The worst thing about the house conundrum was the fact that the whole place was dripping in potential, which is precisely why she’d sunk her money into its bricks and mortar in the first place.
Once she’d moved, though, and the reality of the wallpaper, the peak 1980s pine wall-to-wall fitted kitchen, complete with its patterned clad extractor fan, had all been too much and so she’d lived with it.
As she sat in silence and pondered it all, she wondered when she was going to get her blooming finger out, sleeves rolled up and get on with it.
It wasn’t as if she hadn’t had offers of help; her oldest friend, Penny and husband Jack had practically begged her to do something.
They’d offered all sorts, but somehow Darby had never had the gumption to follow it through.
She hadn't wanted to start a decorating job, get fed up with it, and then have to live with the mess, which was why the whole house, in all its peach rose glory, had remained the way it was on the day she’d bought it.
Ditto the garden. All of it needed a whole lot of work, thought, direction and energy. None of which she had at her disposal.
Snuggling up on the sofa, she pressed the remote to turn on the TV shoved in the corner on an old table she’d inherited with the house and waited for it to come to life.

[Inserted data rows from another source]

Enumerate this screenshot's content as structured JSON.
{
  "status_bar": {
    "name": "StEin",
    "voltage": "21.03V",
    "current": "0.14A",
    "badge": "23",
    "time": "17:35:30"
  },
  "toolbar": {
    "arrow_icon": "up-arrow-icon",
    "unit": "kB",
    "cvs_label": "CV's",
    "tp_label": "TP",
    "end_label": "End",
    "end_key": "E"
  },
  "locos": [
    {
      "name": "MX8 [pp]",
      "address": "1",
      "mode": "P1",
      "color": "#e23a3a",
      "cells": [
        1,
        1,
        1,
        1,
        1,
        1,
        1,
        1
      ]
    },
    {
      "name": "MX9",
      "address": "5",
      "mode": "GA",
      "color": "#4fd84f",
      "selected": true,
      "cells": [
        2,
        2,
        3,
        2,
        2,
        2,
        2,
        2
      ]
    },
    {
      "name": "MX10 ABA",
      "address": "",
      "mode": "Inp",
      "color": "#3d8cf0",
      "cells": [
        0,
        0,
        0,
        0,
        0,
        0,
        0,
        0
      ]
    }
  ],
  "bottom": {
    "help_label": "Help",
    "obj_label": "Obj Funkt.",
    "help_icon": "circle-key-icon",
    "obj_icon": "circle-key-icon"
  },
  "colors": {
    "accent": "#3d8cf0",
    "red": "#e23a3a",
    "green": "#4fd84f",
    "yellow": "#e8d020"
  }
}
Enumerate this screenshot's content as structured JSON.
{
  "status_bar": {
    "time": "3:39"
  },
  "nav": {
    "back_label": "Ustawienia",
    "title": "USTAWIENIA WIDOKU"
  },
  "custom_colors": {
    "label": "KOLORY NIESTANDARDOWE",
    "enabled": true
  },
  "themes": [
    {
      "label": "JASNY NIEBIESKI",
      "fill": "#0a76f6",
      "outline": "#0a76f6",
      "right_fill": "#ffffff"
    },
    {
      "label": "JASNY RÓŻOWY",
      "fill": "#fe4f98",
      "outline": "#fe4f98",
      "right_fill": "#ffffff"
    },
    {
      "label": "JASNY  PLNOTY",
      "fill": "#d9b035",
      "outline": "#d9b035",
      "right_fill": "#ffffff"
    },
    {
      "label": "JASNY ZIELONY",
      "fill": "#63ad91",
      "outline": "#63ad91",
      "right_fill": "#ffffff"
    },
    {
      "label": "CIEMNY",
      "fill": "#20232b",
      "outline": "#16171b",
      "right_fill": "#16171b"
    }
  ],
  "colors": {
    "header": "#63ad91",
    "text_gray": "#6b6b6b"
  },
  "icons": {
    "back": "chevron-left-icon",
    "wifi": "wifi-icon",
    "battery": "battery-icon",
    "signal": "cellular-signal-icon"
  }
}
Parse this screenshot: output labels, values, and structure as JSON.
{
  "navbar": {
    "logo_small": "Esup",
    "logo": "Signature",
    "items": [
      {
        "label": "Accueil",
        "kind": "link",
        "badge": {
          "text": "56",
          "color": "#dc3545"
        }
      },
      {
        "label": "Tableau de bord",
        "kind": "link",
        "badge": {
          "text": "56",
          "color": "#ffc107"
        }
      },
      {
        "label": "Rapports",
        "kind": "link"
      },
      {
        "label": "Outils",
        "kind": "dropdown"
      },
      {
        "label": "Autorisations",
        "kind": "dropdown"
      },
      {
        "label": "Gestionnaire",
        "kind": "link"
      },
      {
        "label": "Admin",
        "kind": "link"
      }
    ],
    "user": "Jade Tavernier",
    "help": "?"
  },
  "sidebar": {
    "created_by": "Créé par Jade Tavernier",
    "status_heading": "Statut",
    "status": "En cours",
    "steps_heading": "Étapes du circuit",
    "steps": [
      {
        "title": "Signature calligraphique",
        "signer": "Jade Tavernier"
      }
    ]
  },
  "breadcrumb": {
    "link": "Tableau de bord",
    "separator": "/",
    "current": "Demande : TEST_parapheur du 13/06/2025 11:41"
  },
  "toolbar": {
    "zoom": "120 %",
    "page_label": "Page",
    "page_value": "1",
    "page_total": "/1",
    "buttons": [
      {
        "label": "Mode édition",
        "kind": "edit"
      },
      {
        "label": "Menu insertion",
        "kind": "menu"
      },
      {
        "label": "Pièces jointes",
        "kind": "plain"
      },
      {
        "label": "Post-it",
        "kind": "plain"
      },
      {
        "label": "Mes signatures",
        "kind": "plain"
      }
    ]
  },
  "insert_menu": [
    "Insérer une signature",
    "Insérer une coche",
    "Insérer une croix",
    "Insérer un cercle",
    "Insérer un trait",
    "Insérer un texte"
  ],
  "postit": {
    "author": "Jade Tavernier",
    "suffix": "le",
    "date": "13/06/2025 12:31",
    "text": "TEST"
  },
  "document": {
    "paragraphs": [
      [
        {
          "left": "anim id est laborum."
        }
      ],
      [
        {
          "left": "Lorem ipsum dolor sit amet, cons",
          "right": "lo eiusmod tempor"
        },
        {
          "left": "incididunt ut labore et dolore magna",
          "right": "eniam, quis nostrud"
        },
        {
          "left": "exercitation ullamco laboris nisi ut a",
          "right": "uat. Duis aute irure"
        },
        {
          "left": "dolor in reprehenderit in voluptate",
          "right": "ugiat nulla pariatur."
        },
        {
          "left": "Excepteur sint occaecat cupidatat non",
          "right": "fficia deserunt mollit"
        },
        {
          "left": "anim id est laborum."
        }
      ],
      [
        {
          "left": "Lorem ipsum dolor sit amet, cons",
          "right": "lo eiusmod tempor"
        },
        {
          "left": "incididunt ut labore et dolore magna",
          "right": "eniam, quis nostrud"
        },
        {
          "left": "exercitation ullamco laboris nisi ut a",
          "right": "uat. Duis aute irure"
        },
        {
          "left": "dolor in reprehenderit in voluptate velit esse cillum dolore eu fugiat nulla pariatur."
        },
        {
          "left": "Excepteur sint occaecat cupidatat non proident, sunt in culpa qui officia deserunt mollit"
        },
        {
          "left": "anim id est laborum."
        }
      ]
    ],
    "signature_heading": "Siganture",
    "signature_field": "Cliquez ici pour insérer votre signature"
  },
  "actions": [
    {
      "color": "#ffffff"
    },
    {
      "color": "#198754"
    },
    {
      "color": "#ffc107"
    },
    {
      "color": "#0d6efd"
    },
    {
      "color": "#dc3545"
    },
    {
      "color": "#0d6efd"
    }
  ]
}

Clicking through the apps to YouTube, she waited for the home page to load, leaned forward to the coffee table, snapped off the top from a new bottle of Hendricks and poured some into a glass.
At least she had her online friends to see her through the emotions of the eve of a new year.
Sometimes it felt as if the women on the screen who beamed into her life were the only people who actually got her.
Very good friends indeed. Strangely enough, when with them, Darby somehow felt, without uttering a word, as if she was being heard.
As if they were having a conversation via the blue light of a screen.
On that freezing cold last night of the year, it was the only company Darby would see. Another new low.